Mon enfant, ma sœur, Songe à la douceur D’aller là-bas vivre ensemble ! Aimer à loisir, Aimer et mourir Au pays qui te ressemble ! Les soleils mouillés De ces ciels brouillés Pour mon esprit ont les charmes Si mystérieux De tes traîtres yeux, Brillant à travers leurs larmes.

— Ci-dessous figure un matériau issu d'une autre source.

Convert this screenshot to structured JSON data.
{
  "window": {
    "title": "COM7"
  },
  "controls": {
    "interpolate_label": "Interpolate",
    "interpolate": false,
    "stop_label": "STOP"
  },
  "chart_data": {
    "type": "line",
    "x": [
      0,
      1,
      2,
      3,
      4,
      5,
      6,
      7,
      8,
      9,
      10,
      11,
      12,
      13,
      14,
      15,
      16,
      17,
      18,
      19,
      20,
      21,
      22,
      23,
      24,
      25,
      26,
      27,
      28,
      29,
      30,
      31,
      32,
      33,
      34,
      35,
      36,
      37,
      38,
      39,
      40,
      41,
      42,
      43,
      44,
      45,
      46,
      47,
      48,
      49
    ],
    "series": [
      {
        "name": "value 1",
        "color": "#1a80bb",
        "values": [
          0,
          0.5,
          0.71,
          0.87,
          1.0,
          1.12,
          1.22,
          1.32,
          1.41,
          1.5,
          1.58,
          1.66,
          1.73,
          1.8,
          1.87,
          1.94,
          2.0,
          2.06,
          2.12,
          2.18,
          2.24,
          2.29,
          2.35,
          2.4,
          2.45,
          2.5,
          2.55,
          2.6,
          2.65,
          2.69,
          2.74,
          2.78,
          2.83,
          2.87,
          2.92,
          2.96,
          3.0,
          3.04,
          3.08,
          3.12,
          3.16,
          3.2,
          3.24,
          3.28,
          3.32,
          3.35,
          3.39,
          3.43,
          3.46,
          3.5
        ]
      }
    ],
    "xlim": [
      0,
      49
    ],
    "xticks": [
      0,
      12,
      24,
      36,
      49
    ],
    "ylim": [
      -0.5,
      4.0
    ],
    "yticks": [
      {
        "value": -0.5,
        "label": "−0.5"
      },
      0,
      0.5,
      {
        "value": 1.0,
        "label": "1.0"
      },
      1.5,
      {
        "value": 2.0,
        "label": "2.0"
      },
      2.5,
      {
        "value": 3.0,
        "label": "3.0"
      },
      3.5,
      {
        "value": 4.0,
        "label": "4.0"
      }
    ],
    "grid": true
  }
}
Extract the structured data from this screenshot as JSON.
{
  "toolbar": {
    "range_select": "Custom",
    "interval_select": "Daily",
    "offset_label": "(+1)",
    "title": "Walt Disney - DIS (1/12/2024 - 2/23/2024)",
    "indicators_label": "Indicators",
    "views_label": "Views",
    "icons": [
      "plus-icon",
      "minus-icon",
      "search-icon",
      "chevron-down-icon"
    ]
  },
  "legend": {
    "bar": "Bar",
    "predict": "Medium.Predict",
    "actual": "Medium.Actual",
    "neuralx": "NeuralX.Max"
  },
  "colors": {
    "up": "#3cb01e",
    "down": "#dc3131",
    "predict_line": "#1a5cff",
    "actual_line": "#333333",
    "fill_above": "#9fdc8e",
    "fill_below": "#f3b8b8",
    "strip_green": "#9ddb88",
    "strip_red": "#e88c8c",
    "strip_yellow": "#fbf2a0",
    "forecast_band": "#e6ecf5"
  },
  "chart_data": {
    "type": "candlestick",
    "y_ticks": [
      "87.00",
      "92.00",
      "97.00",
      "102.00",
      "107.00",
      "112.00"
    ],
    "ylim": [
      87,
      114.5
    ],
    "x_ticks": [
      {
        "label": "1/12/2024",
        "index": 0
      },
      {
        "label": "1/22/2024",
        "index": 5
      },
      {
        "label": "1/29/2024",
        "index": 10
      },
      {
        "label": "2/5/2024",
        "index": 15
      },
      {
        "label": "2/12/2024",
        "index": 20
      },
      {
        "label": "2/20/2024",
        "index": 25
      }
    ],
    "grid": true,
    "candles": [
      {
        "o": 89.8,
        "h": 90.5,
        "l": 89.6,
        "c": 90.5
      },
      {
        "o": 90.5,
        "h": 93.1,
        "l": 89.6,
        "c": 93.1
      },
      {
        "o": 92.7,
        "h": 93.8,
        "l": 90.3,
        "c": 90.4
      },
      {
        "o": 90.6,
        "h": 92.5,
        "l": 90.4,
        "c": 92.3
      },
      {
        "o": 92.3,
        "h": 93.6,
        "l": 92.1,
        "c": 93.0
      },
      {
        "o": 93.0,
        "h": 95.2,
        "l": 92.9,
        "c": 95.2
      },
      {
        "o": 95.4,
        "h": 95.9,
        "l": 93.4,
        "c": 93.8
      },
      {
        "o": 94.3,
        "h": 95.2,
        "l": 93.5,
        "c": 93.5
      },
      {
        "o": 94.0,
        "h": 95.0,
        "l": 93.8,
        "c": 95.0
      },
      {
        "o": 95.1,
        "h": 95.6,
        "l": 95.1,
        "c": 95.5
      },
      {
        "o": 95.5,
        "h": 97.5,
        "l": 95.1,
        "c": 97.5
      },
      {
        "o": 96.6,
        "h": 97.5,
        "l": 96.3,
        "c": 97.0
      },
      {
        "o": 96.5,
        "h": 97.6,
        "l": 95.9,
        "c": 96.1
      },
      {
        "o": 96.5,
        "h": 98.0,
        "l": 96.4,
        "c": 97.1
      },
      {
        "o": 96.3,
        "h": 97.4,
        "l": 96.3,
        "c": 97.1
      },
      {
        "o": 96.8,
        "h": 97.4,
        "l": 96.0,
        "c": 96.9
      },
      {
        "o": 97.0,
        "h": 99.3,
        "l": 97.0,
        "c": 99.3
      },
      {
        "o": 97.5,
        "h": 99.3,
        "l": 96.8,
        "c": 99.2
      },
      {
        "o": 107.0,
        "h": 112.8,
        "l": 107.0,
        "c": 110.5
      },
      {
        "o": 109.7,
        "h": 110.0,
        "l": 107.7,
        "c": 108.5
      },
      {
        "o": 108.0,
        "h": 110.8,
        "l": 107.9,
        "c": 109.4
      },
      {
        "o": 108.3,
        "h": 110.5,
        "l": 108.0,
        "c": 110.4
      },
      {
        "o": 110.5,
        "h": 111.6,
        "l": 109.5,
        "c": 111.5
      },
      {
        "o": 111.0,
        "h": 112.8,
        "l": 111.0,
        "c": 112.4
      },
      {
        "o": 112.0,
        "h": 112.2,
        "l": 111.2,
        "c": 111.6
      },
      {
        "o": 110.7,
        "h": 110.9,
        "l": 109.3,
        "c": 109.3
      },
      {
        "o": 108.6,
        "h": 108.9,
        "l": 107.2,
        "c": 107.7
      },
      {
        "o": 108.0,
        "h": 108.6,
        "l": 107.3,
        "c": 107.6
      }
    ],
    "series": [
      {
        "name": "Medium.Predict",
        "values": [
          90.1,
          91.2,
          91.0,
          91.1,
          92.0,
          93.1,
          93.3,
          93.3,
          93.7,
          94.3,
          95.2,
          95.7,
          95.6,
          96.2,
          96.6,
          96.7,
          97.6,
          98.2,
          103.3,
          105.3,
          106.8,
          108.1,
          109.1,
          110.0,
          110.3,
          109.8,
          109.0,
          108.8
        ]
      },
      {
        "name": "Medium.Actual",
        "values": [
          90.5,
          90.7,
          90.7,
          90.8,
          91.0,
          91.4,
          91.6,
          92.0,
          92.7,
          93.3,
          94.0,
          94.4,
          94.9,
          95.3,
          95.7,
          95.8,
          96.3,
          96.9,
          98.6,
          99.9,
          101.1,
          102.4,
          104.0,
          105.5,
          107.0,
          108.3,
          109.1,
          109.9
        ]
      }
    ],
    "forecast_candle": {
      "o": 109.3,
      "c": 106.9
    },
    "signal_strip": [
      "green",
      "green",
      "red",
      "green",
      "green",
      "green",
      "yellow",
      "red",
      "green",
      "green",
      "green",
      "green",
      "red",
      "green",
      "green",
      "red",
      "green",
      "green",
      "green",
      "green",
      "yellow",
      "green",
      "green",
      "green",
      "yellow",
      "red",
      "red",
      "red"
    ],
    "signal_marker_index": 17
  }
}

Là, tout n’est qu’ordre et beauté,
Bonheur, désir et plaisir.
Des meubles luisants, Polis par les ans, Décoreraient notre chambre ; Les plus rares fleurs Mêlant leurs odeurs Aux vagues senteurs de l’ambre, Les riches plafonds, Les miroirs profonds, La splendeur orientale, Tout y parlerait À l’âme en secret Sa douce langue natale.
Là, tout n’est qu’ordre et beauté,
Bonheur, désir et plaisir.
Vois sur ces canaux Dormir ces vaisseaux Dont l’humeur est vagabonde ; C’est pour assouvir Ton moindre désir Qu’ils viennent du bout du monde. – Les soleils couchants Revêtent les champs, Les canaux, la ville entière, D’hyacinthe et d’or ; Le monde s’endort Dans une chaude lumière.
Là, tout n’est qu’ordre et beauté,
Bonheur, désir et plaisir
Charles Baudelaire, L'invitation au voyage (légèrement modifié)
On remarquera que, pour le poète, ce qui rend possible le luxe, le calme et la volupté, ou, pour être dans le sujet du jour, bonheur, désir et plaisir, est l'ordre et la beauté. 2 notions qui ont été remplacées de nos jours par le conditionnement aliénant et le libidinal abrutissant. L'ordre et la beauté sont sources d'harmonie. Laquelle nous conduit vers le bonheur; en sachant cultiver avec soin nos désirs, nous sommes ensuite en mesure de trouver un épanouissement dans le plaisir et ses agréments.
Le bonheur est fugace, mais l'ordre et la beauté sont pérennes. Ils sont donc toujours à même de pouvoir recréer les conditions rendant cet évanescent bonheur possible.